The announcement follows Bright Health Group’s disappointing performance during the third quarter, after the insurtech’s medical loss ratio reached 103%, the highest among other insurer startups Clover Health, Oscar Health and Alignment Healthcare. The company blamed its failure to manage medical costs on an increase in COVID-19-related claims and a failure to accurately measure the risk of new enrollees gained during the special enrollment period. Bright Health’s revenue increased 206.3% year-over-year to $1 billion in the third quarter, while its net loss widened 400.7% year-over-year to $296.7 million.
In addition to a disappointing performance during Q3, investors had also questioned the low revenue outlook NeueHealth provided in the second quarter of 2021, said Jeff Garro, senior equity research analyst at Piper Sandler. The updated guidance will come as a welcome surprise for investors ahead of the company’s analyst day next week, he said.
“They might be turning over a new leaf in terms of meeting and exceeding expectations,” Garro said.
By updating the revenue guidance for its tech services arm, Bright Health Group could also be looking to raise its stock price, which hit a record low of $3.26 on Tuesday, noted Ari Gottlieb, a principal at A2 Strategy Group. Bright Health went public at $16.64 per share in June, raising $924 million on a valuation of $12 billion, which represented the largest IPO among the health insurance startups that went public this year.
Investing in value-based clinics that help Bright Healthcare manage their individual members’ health could be a good business move—if the insurer figures out how to rein in their medical costs, Gottlieb said.

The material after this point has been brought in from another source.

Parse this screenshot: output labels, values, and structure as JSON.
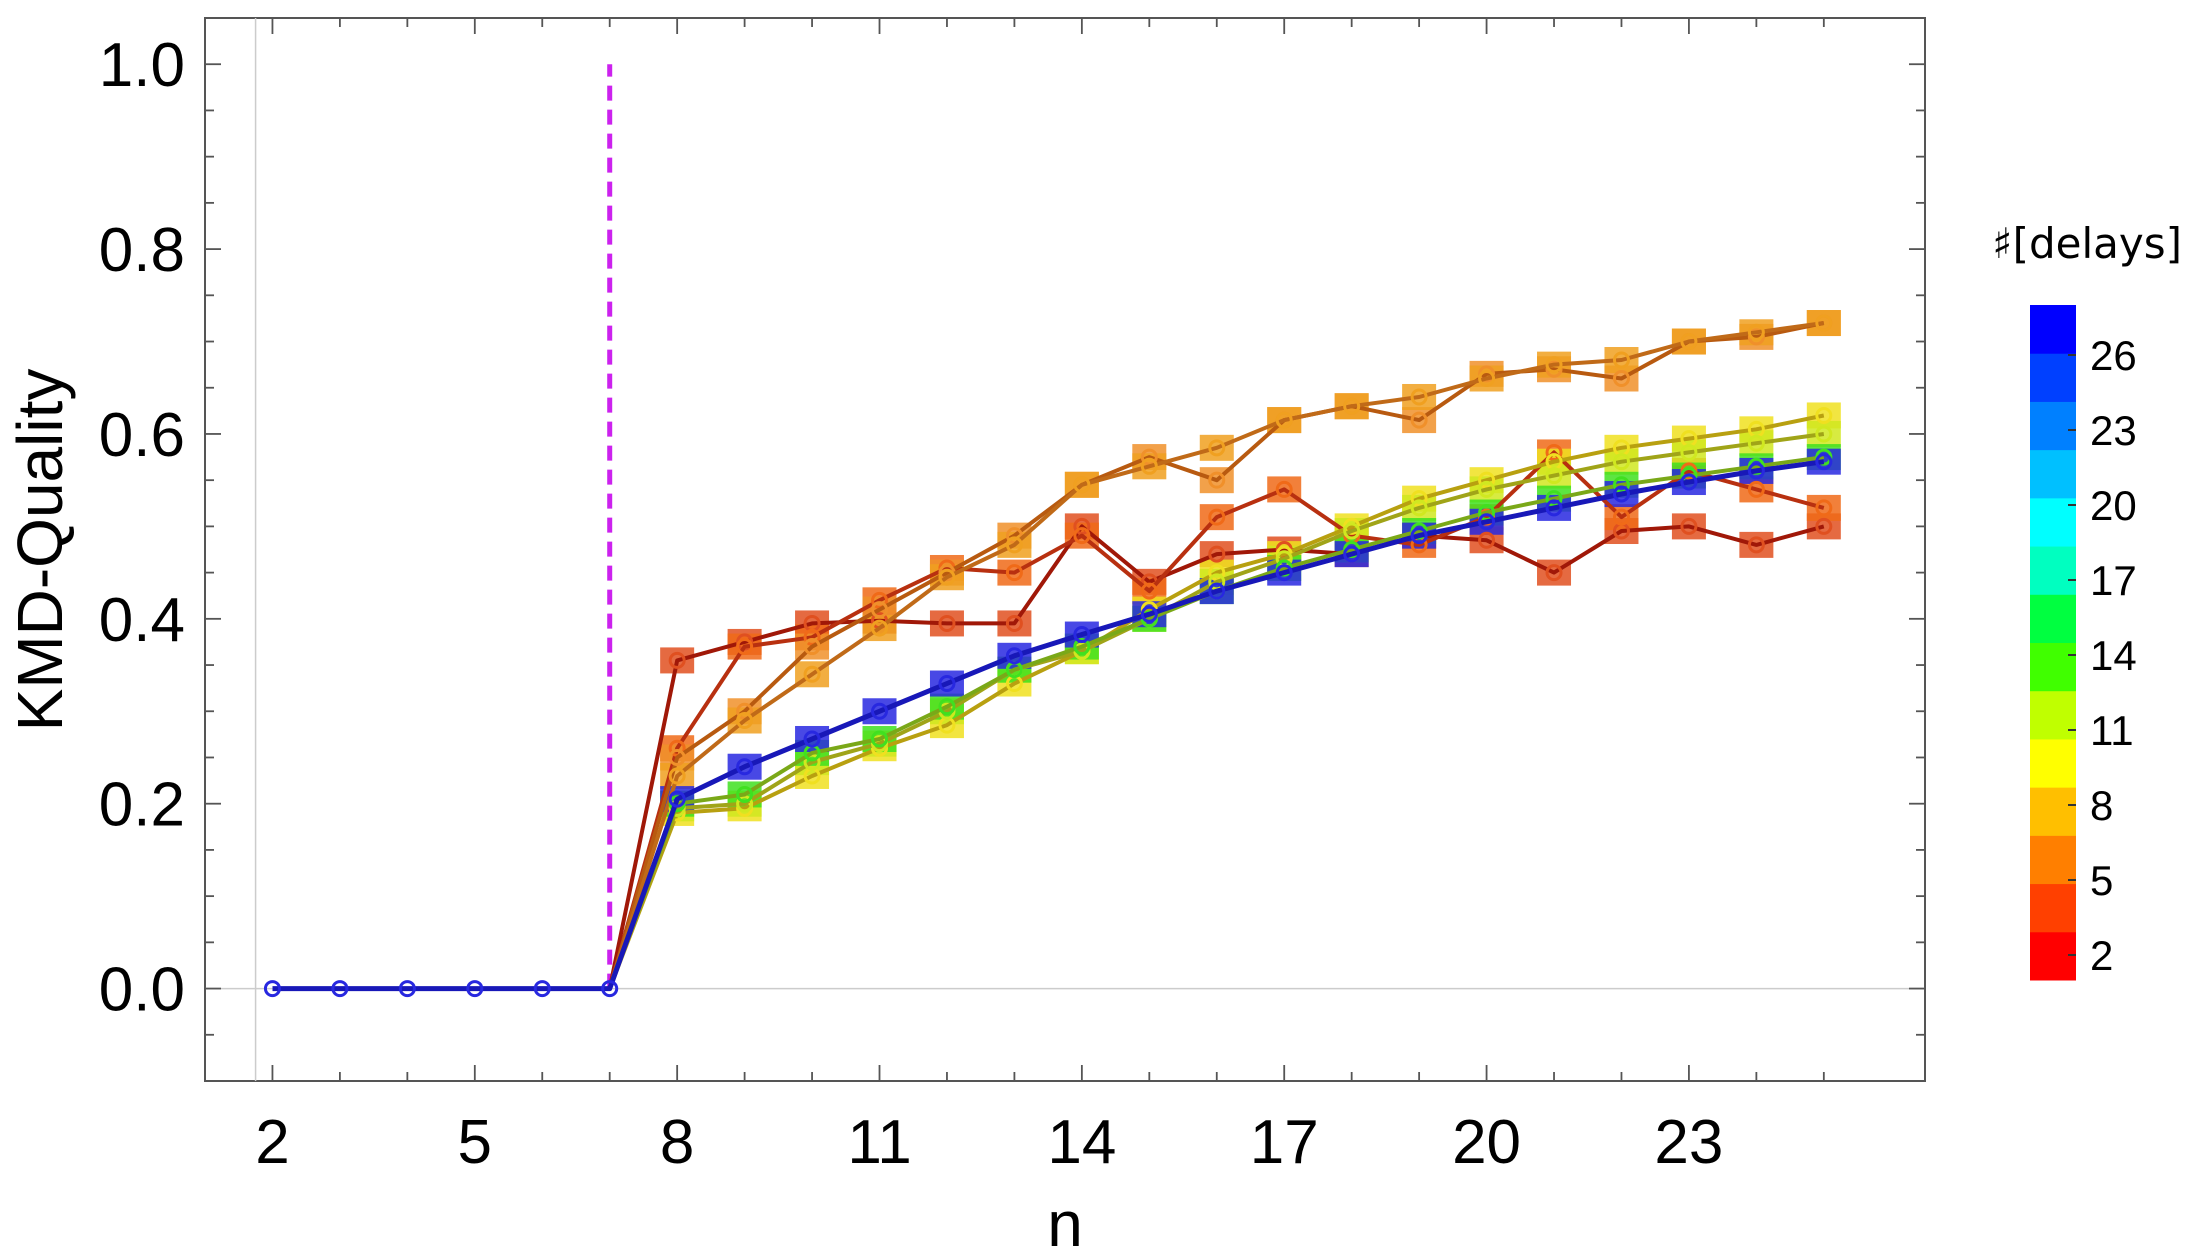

The strategy reminds Gottlieb of Harken Health, the now-shuttered partnership between UnitedHealthcare and Iora Health. The insurance-primary care venture quietly closed in 2017 due to the unprofitable nature of the Affordable Care Act exchanges at the time, Gottlieb said. Four years later, the exchanges have evolved into one of the most profitable insurance products and a significant portion of Bright Health’s 890,899 total enrollees.
Bright Health was started in 2017 by former UnitedHealth Group executives.
“You have to wonder, are they going to be forced into a fire sale where they have to sell off the NeueHealth business to raise capital to fund the health plan’s obligations,” Gottlieb said. “Bright has options. They could sell this asset because they badly need capital, and it may be hard to raise capital when their stock is down.”